- Church: Episcopal Church
- Diocese: Sacramento
- Elected: 1933
- In office: 1933–1957
- Predecessor: William Hall Moreland
- Successor: Clarence Haden

Orders
- Ordination: May 1911 (deacon) December 1911 (priest) by Joseph Horsfall Johnson
- Consecration: May 23, 1933 by William Hall Moreland

Personal details
- Born: December 18, 1885 Ballari, India
- Died: March 14, 1963 (aged 77) Palo Alto, California, United States
- Denomination: Anglican
- Parents: John Porter & Martha Hannah Starling
- Spouse: Dorathe H. Hallowell ​ ​(m. 1912)​
- Children: 5

= Archie W. N. Porter =

Third bishop of the Diocese of Northern California

Archie William Noel Porter (December 18, 1885 – March 14, 1963) was the third bishop of the Diocese of Northern California in The Episcopal Church from 1933 to 1957,
having previously served as archdeacon and bishop coadjutor.

==Biography==
Porter was born n December 18, 1885, in Ballari, India, the son of John Porter and Martha Hannah Starling. He was educated at the Walthamstow Technical Institute in England and after moving to the United States in 1902, he studied at the University of Southern California from where he graduated with a Bachelor of Arts in 1908 and a Master of Arts in 1915. He also studied at the General Theological Seminary, graduating with a Bachelor of Divinity in 1914. He was awarded a Doctor of Divinity from the Church Divinity School of the Pacific in 1933. He married Dorathe H. Hallowell on June 12, 1912, in San Francisco, California and together had 4 sons and 1 daughter.
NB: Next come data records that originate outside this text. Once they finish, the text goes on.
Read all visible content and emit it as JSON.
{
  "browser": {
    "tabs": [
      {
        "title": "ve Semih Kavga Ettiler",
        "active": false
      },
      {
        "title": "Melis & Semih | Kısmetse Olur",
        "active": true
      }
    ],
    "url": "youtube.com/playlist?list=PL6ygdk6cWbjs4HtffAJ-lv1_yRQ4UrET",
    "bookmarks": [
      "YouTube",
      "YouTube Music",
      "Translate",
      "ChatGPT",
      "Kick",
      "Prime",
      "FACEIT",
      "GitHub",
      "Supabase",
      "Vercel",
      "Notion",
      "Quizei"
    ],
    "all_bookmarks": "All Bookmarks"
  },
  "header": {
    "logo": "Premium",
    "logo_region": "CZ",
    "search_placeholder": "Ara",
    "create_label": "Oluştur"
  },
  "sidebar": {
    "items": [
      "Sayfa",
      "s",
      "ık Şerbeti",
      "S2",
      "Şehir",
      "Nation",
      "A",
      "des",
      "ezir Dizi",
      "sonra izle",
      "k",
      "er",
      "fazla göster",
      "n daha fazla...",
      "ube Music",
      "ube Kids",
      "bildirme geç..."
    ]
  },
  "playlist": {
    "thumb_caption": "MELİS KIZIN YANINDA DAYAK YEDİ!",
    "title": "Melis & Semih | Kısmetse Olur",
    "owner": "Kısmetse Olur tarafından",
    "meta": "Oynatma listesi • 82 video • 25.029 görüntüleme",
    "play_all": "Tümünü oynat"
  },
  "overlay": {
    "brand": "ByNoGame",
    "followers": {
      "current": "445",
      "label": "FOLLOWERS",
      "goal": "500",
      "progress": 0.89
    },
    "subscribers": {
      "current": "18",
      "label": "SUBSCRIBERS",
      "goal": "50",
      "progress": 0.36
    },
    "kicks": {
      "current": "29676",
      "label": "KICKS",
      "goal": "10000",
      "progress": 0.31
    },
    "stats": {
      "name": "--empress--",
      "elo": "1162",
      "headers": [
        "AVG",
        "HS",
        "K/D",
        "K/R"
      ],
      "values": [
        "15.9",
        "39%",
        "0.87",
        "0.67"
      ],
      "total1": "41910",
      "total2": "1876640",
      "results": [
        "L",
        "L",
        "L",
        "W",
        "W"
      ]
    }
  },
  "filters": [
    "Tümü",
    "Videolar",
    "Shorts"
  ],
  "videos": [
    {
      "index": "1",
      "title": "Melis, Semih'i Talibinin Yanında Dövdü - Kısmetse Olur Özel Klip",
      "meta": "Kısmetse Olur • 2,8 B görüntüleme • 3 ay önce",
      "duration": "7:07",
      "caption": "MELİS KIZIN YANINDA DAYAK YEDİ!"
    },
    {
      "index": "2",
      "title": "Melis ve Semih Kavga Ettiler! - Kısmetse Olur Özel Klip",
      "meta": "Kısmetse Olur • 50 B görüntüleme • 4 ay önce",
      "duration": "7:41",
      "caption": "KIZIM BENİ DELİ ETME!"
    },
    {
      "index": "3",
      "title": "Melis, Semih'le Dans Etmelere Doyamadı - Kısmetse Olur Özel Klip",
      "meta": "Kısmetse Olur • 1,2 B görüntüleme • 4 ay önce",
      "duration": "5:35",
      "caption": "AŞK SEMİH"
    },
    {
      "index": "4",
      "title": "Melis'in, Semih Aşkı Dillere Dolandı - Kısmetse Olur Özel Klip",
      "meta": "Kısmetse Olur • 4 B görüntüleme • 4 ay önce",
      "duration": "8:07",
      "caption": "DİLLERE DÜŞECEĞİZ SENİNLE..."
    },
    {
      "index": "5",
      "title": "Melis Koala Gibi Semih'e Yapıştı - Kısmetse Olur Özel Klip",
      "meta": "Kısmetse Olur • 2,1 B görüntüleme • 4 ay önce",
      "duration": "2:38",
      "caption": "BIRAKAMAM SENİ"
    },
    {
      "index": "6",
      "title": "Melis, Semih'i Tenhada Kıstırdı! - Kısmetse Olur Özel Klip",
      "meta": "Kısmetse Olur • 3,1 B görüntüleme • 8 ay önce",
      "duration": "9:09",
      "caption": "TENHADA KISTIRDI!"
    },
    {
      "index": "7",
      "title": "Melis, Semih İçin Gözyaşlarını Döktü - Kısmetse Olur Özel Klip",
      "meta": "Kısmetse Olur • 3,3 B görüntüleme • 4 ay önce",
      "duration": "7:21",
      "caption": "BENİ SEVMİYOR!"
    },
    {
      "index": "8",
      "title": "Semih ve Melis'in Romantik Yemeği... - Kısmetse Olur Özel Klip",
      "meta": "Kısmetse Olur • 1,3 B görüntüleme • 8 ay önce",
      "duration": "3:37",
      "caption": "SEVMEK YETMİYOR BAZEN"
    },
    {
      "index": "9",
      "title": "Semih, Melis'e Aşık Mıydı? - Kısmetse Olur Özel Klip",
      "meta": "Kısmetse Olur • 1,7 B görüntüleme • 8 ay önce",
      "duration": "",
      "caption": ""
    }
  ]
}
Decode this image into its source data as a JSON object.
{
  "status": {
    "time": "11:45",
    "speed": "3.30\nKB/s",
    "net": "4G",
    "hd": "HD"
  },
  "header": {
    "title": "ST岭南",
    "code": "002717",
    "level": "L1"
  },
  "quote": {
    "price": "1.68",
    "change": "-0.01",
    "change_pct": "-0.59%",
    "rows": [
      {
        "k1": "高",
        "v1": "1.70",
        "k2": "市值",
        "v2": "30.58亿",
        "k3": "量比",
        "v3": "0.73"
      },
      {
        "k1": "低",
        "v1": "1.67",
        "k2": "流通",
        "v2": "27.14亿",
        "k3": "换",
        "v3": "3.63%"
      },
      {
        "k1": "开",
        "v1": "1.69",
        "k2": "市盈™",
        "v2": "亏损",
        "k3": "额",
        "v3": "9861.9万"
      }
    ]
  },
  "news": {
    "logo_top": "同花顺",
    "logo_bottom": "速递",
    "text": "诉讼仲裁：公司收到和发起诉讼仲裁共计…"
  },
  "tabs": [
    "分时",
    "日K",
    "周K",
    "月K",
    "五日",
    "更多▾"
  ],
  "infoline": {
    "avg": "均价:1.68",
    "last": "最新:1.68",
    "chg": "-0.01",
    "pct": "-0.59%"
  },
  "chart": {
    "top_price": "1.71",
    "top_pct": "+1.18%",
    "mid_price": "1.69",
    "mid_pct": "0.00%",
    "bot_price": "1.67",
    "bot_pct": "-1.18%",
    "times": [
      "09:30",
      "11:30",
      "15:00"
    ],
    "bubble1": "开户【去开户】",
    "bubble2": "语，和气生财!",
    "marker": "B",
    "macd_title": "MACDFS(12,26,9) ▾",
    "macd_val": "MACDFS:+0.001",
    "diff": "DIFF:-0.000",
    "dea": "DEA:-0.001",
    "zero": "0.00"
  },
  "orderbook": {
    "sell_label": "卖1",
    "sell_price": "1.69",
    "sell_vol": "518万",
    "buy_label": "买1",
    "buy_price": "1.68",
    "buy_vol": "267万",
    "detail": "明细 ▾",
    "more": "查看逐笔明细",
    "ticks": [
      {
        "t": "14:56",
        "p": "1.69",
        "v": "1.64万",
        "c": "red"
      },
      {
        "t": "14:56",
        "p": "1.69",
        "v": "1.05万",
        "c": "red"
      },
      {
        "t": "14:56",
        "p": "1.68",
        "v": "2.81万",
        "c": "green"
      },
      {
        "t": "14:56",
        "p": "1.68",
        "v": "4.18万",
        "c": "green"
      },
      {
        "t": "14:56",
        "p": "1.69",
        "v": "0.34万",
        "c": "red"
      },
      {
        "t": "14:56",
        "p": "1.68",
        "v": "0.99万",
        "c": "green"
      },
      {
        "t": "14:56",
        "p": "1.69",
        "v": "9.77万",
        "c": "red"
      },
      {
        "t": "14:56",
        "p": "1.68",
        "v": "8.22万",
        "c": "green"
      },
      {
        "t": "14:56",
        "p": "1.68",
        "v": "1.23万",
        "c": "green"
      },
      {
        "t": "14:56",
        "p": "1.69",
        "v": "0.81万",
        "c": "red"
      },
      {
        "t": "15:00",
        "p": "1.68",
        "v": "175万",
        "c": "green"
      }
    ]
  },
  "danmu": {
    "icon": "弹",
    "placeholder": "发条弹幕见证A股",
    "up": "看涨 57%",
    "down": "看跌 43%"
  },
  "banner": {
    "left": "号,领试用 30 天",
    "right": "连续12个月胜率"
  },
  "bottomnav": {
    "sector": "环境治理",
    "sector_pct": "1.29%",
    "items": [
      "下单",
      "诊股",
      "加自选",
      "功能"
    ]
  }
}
Porter was ordained deacon and priest in 1911 and served as rector of St James' Church in Los Angeles from 1911 to 1917. He then transferred to San Jose, California, to serve as rector of Trinity Church, while in 1925 he became Archdeacon of the Diocese of Sacramento.

In 1933 he was elected Coadjutor Bishop of Sacramento and was consecrated on May 23, 1933, by Bishop William Hall Moreland of Sacramento. He succeeded as diocesan bishop later that year and remained in office until his retirement on December 31, 1957.